Governance & Risk Management , Risk Assessments
Cybersecurity Executive Order: Lessons for Healthcare?
Experts Say Use of NIST Framework, Involvement of Senior Leadership CriticalPresident Trump's recently signed cybersecurity executive order, which requires federal agencies to use the cybersecurity framework developed by the National Institute of Standards and Technology, highlights strategies some security experts would like all healthcare organizations to follow as well.
See Also: How Top Cybersecurity Leaders Predict Threats and Navigate Risk
Trump's May 11 executive order also places responsibility for cybersecurity on departmental secretaries and agency directors and emphasizes the use of risk management throughout the federal government to secure digital assets (see Trump Finally Signs Cybersecurity Executive Order).
Some healthcare information security experts say the executive order includes common-sense measures that hospitals, clinics and others should adopt.
"My initial reaction to the EO is that it is a good path toward improving the way cybersecurity will be handled more consistently," says Curt Kwak, CIO at Proliance Surgeons, a large surgery practice based in Washington state, and former CIO of the state's health insurance exchange under the Affordable Care Act. "Having a single framework as a baseline is always a good thing, especially when you are talking about a mandate of aligning with NIST."
Proliance Surgeons uses the NIST framework as a guidelines for its security assessments, Kwak says. "I personally think this is a good thing as I see potential of improving the understanding and practice of cybersecurity best practices."
But in the healthcare sector, use of the NIST framework is encouraged, not mandated. Thus, many organizations often skip over adopting those more robust security practices in favor of less rigorous HIPAA compliance.
"Regarding cybersecurity of healthcare systems as a component of the 'critical infrastructure,' it may be worthwhile to note that federal security regulations, including NIST guidance, have always been conveniently available to the private sector," says Dixie Baker, senior partner at the consulting firm Martin, Blanck and Associates.
"However, federal healthcare systems require much stronger security protection than the HIPAA Security Rule requires. ... So even when private healthcare organizations are made aware of these stronger protections [called for by NIST], they generally are rejected, usually due to cost or convenience considerations," Baker says. She served for several years as a member of the Health IT Standards Committee, the now disbanded federal advisory committee.
Mac McMillan, president of the security consultancy CynergisTek and a former Department of Defense information security director, says he'd like to see the federal government expand the mandated use of the NIST framework to all regulated industries, including healthcare.
McMillan notes that at a recent industry security and privacy conference, "someone ... opined that we won't see real commitment to cybersecurity until they start walking executives to the door when breaches occur."
So he was happy to see the executive order's call for holding departmental and agency leaders responsible for cybersecurity, although he would have liked to see more specifics. "Without specificity that can be measured, holding leaders accountable will not be easily done. ... When we start holding C-level executives accountable for cybersecurity readiness you'll see meaningful change." (See Has Cybersecurity Been Overstudied?)

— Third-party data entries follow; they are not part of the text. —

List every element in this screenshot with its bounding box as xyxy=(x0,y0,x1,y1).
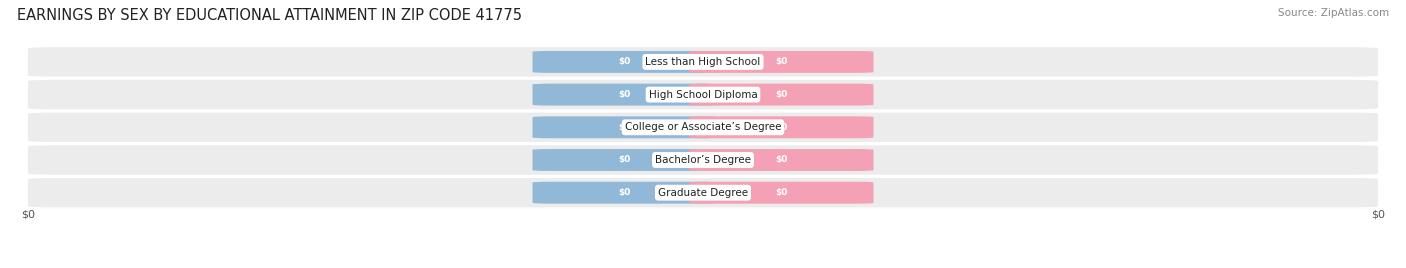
Text: $0: $0 xyxy=(1371,209,1385,219)
Text: Source: ZipAtlas.com: Source: ZipAtlas.com xyxy=(1278,8,1389,18)
Text: Graduate Degree: Graduate Degree xyxy=(658,188,748,198)
Text: $0: $0 xyxy=(775,57,787,66)
FancyBboxPatch shape xyxy=(533,84,717,106)
FancyBboxPatch shape xyxy=(533,182,717,204)
Text: $0: $0 xyxy=(775,90,787,99)
FancyBboxPatch shape xyxy=(689,84,873,106)
Text: $0: $0 xyxy=(619,123,631,132)
FancyBboxPatch shape xyxy=(689,51,873,73)
Text: $0: $0 xyxy=(619,57,631,66)
Text: $0: $0 xyxy=(619,188,631,197)
FancyBboxPatch shape xyxy=(533,149,717,171)
Text: $0: $0 xyxy=(775,123,787,132)
Text: Bachelor’s Degree: Bachelor’s Degree xyxy=(655,155,751,165)
FancyBboxPatch shape xyxy=(689,182,873,204)
FancyBboxPatch shape xyxy=(533,116,717,138)
FancyBboxPatch shape xyxy=(533,51,717,73)
Text: $0: $0 xyxy=(775,188,787,197)
FancyBboxPatch shape xyxy=(28,80,1378,109)
Text: $0: $0 xyxy=(619,155,631,165)
FancyBboxPatch shape xyxy=(28,145,1378,175)
Text: $0: $0 xyxy=(21,209,35,219)
Text: $0: $0 xyxy=(775,155,787,165)
Text: College or Associate’s Degree: College or Associate’s Degree xyxy=(624,122,782,132)
Text: $0: $0 xyxy=(619,90,631,99)
Text: Less than High School: Less than High School xyxy=(645,57,761,67)
FancyBboxPatch shape xyxy=(28,113,1378,142)
FancyBboxPatch shape xyxy=(28,47,1378,77)
FancyBboxPatch shape xyxy=(689,116,873,138)
FancyBboxPatch shape xyxy=(28,178,1378,207)
Text: EARNINGS BY SEX BY EDUCATIONAL ATTAINMENT IN ZIP CODE 41775: EARNINGS BY SEX BY EDUCATIONAL ATTAINMEN… xyxy=(17,8,522,23)
Text: High School Diploma: High School Diploma xyxy=(648,90,758,100)
FancyBboxPatch shape xyxy=(689,149,873,171)
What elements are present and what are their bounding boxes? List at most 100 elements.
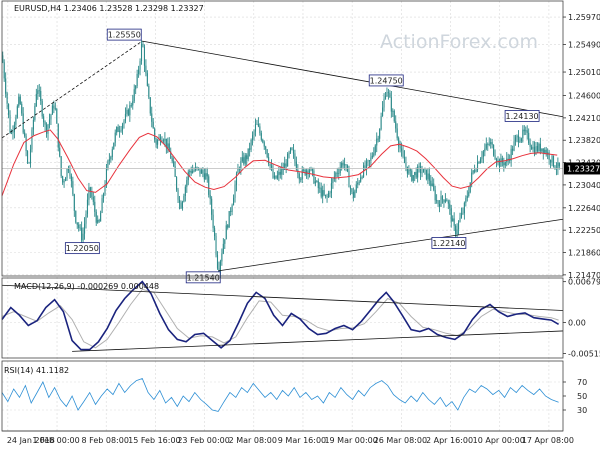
candle <box>352 187 354 202</box>
candle-body <box>548 152 550 160</box>
candle <box>19 94 21 105</box>
candle <box>278 166 280 182</box>
candle-body <box>127 109 129 116</box>
candle <box>22 107 24 135</box>
candle-body <box>377 138 379 140</box>
candle <box>143 44 145 72</box>
candle-body <box>509 159 511 161</box>
candle <box>3 59 5 82</box>
candle <box>243 152 245 166</box>
candle <box>12 125 14 140</box>
price-tick-label: 1.24210 <box>568 114 600 123</box>
candle-body <box>344 164 346 166</box>
candle <box>504 161 506 169</box>
candle <box>205 167 207 180</box>
candle-body <box>252 135 254 140</box>
candle <box>485 137 487 151</box>
candle <box>345 163 347 172</box>
candle-body <box>250 139 252 150</box>
candle <box>386 87 388 98</box>
candle <box>306 168 308 179</box>
candle <box>124 107 126 124</box>
candle <box>13 121 15 139</box>
x-tick-label: 10 Apr 00:00 <box>473 436 525 445</box>
candle <box>342 159 344 169</box>
candle <box>69 165 71 179</box>
candle-body <box>507 158 509 160</box>
candle <box>488 137 490 147</box>
candle-body <box>422 169 425 173</box>
candle-body <box>403 156 406 164</box>
candle <box>417 164 419 183</box>
candle <box>316 180 318 183</box>
candle <box>67 165 70 174</box>
candle <box>533 141 536 157</box>
candle <box>376 132 378 153</box>
candle-body <box>291 147 293 150</box>
candle-body <box>178 199 181 203</box>
candle-body <box>538 143 540 151</box>
candle-body <box>415 171 417 178</box>
candle-body <box>240 161 242 170</box>
candle <box>132 94 134 110</box>
candle-body <box>221 253 223 262</box>
candle-body <box>348 171 350 188</box>
candle-body <box>19 96 21 104</box>
candle-body <box>379 129 381 139</box>
candle-body <box>380 116 382 130</box>
rsi-line <box>1 377 559 412</box>
candle <box>238 166 240 173</box>
candle <box>317 178 319 194</box>
candle <box>402 145 404 159</box>
candle-body <box>441 196 444 200</box>
candle-body <box>110 156 112 160</box>
candle-body <box>117 127 119 132</box>
candle <box>126 104 128 117</box>
candle <box>266 148 268 159</box>
candle <box>503 157 505 172</box>
candle-body <box>427 173 429 180</box>
candle <box>211 196 213 221</box>
candle-body <box>482 151 484 157</box>
candle <box>520 137 522 143</box>
candle <box>281 162 283 180</box>
candle <box>79 224 81 231</box>
candle <box>392 108 394 117</box>
candle-body <box>522 129 524 139</box>
candle <box>434 185 436 204</box>
candle <box>224 239 226 249</box>
candle-body <box>197 167 200 169</box>
candle-body <box>357 182 359 185</box>
candle <box>222 238 224 255</box>
candle-body <box>268 157 270 165</box>
candle <box>497 156 499 166</box>
candle <box>164 132 166 147</box>
x-tick-label: 2 Mar 08:00 <box>229 436 277 445</box>
candle-body <box>528 132 530 144</box>
candle-body <box>278 171 280 176</box>
candle-body <box>523 129 525 132</box>
candle-body <box>495 159 498 163</box>
candle-body <box>401 148 403 151</box>
candle-body <box>48 119 51 125</box>
candle <box>460 207 463 219</box>
candle-body <box>440 196 442 207</box>
candle-body <box>284 163 286 170</box>
candle <box>472 169 474 175</box>
candle <box>371 152 373 160</box>
candle-body <box>60 156 62 177</box>
candle-body <box>510 148 512 161</box>
candle-body <box>62 176 64 183</box>
candle-body <box>433 183 435 190</box>
candle <box>439 200 441 213</box>
candle <box>221 248 223 266</box>
candle <box>498 158 500 173</box>
candle-body <box>28 162 30 164</box>
candle-body <box>465 198 467 203</box>
annotation-box <box>106 28 142 41</box>
macd-header: MACD(12,26,9) -0.000269 0.000448 <box>14 282 159 291</box>
price-tick-label: 1.24600 <box>568 92 600 101</box>
candle-body <box>222 243 224 254</box>
candle <box>139 58 141 76</box>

Baker notes that recent surveys have indicated that information security is getting C-level attention in private healthcare organizations. "However, although the healthcare industry seems to be taking the need for security risk management more seriously than they have in the past, and even increasing the budgets allocated for security, they still are implementing primarily basic security measures that most federal agencies implemented a decade ago," she contends.
Setting Standards
Among the executive order's weaknesses, McMillan says, is that it "doesn't address the growing list of insecure technologies being introduced into healthcare enterprises as a result of a lack of a standard for cybersecurity certification," McMillan says, referring to national public health critical infrastructure. "Twenty years ago, when I retired from DoD, we had approved lists of hardware and software that had met our standards to be connected to a secure network."
Kwak says he's uncertain whether changes in the cybersecurity strategies of federal agencies could influence the strategies of healthcare organizations. "As far as how this may impact the healthcare sector, there's just too many variables out there to even begin speculating the impacts," he says.